Giselle – Roberta Marquez et Steven McRae [Royal Ballet de Londres]
Giselle fait partie de ces ballets intemporels, aux rites à la fois immuables et pourtant si changeant au fil des représentations et des distributions. Giselle, on pense le connaître par coeur. Et puis il suffit de voir ce ballet par une autre troupe, dans une autre salle, et voilà que l’on redécouvre ce chef-d’oeuvre.
La Giselle du Royal Ballet de Londres est d’une facture on ne peut plus classique. Un paysage champêtre au premier acte (et qui accentue la différence sociale entre les deux personnages, la maison de Giselle étant une masure au toit de branches), un joli pas de six, des costumes pittoresques et une vingtaine de Willis parfaitement alignées. C’est dans le jeu théâtral que se démarque la troupe, jeu présent chez chacun des artistes en scène. Le mot « pantomime » prend ici tout son sens, avec une grande force dramatique – et presque tragique.
Roberta Marquez incarne une Giselle très premier degré au premier acte, mais qui ne manque pas de charme. Un peu naïve, très fleur bleue, elle ne peut que tomber sous le charme du prince allumeur pas vraiment habitué au refus. Ce type de Giselle pourrait être assez vite usant, trop terre-à-terre, presque un peu cruche. Mais le personnage prend tout son sens grâce au dialogue qui s’instaure avec Steven McRae (Albrecht). Celui-ci est aux multiples nuances. Jeune homme pourri-gâté, il est clairement là dans l’idée de séduire une jeune paysanne, naïf lui aussi de ne pas penser aux conséquences, mais véritablement pétri de remords lorsque les choses tournent mal. Le partenariat des deux fonctionne, racontant une histoire sans ambivalence, sans surprise non plus pour quelqu’un ayant déjà vu le ballet, mais néanmoins vivante et captivante.
Ce premier acte est ainsi tout en contrastes. Les variations de Roberta Marquez, le pas de six, le corps de ballet, tous ont une danse charmante et expressive. Les petites batteries sont passées un peu en force pour un regard français, mais les sauts ont plus d’ampleur, plus de vivacité. L’Étoile montre un travail de bras particulière soignée, qui sied bien à sa Giselle. Mais l’ambiance champêtre tourne vite à l’orage, notamment avec la saisissante pantomime de Berthe (Kristen McNally). Ce n’est plus une simple mère qui met sa fille en garde, mais véritablement l’Oracle qui menace la jeunesse insouciante. La scène de la folie est l’apogée de cette tension dramatique. En quelques secondes, Roberta Marquez change de visage. Le regard se fait noir, le geste plus sec. Giselle est possédée, avant de s’écrouler.
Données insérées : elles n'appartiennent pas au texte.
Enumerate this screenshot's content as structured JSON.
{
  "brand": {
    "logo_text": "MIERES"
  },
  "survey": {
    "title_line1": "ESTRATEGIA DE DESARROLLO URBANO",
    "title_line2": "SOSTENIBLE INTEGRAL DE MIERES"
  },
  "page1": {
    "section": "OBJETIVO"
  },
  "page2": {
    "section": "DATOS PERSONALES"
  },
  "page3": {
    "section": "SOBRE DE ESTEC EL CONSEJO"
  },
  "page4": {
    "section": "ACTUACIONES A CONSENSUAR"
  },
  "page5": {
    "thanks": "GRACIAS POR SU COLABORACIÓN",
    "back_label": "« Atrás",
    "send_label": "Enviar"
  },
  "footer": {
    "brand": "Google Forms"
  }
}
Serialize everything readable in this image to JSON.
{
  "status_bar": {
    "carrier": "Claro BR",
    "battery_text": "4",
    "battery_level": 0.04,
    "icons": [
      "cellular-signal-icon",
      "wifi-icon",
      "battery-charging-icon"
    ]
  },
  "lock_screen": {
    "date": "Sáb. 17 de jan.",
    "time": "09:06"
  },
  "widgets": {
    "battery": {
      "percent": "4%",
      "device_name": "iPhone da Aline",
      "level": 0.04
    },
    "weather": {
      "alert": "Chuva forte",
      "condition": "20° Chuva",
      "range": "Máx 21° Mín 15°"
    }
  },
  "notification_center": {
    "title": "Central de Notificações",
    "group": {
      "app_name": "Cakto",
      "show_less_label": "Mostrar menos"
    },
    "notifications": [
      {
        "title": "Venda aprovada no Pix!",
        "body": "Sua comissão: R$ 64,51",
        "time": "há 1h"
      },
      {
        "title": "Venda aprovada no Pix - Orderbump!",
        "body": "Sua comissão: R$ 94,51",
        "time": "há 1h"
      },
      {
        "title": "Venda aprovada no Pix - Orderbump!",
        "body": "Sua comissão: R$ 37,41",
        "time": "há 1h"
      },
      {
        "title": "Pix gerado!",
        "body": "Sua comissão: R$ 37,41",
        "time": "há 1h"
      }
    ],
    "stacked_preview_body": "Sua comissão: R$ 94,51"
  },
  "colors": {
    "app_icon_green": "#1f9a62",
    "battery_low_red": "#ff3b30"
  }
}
Le deuxième acte repose sur ces mêmes qualités expressives. Les Willis ne sont pas véritablement aériennes dans leur danse, il y a assez peu de différences dans leur façon de danser par rapport au premier acte. Mais les danseuses font vivre ces êtres de la forêt grâce à leur jeu théâtral. Elles sont ainsi moins éthérées dans le mouvement, mais plus changeante dans leur façon d’être. Soumises face à Myrtha, elles se transforment en véritables personnages démoniaques lors de la mise à mort d’Hilarion, proprement terrifiante.
Claudia Dean ne dépareille pas en Myrtha. Ses sauts ont une superbe ampleur, mais paraissent un peu trop forts pour incarner la reine des Willis. C’est par son jeu qu’elle marque les esprits. Froide, sans pitié, meneuse, elle incarne toutes les femmes blessées. La confrontation avec Giselle n’en est que plus marquée. Roberta Marquez n’a pas choisi d’être une Giselle hors du temps. Elle est dramatique, tragédienne, amoureuse passionnément. Ne sommes-nous pas après tout dans un ballet romantique, où les sentiments sont exacerbés ? La froideur de l’une face à l’emportement de l’autre fonctionne parfaitement. Entre les deux, Steven McRae joue un Albrecht rempli de remords, et véritablement à bout de souffle lors de la scène finale, marquant la fatigue et le désespoir jusqu’au bout (le tout entre de superbes séries d’entrechats, voilà un danseur que j’aimerais bien voir dans Don Quichotte).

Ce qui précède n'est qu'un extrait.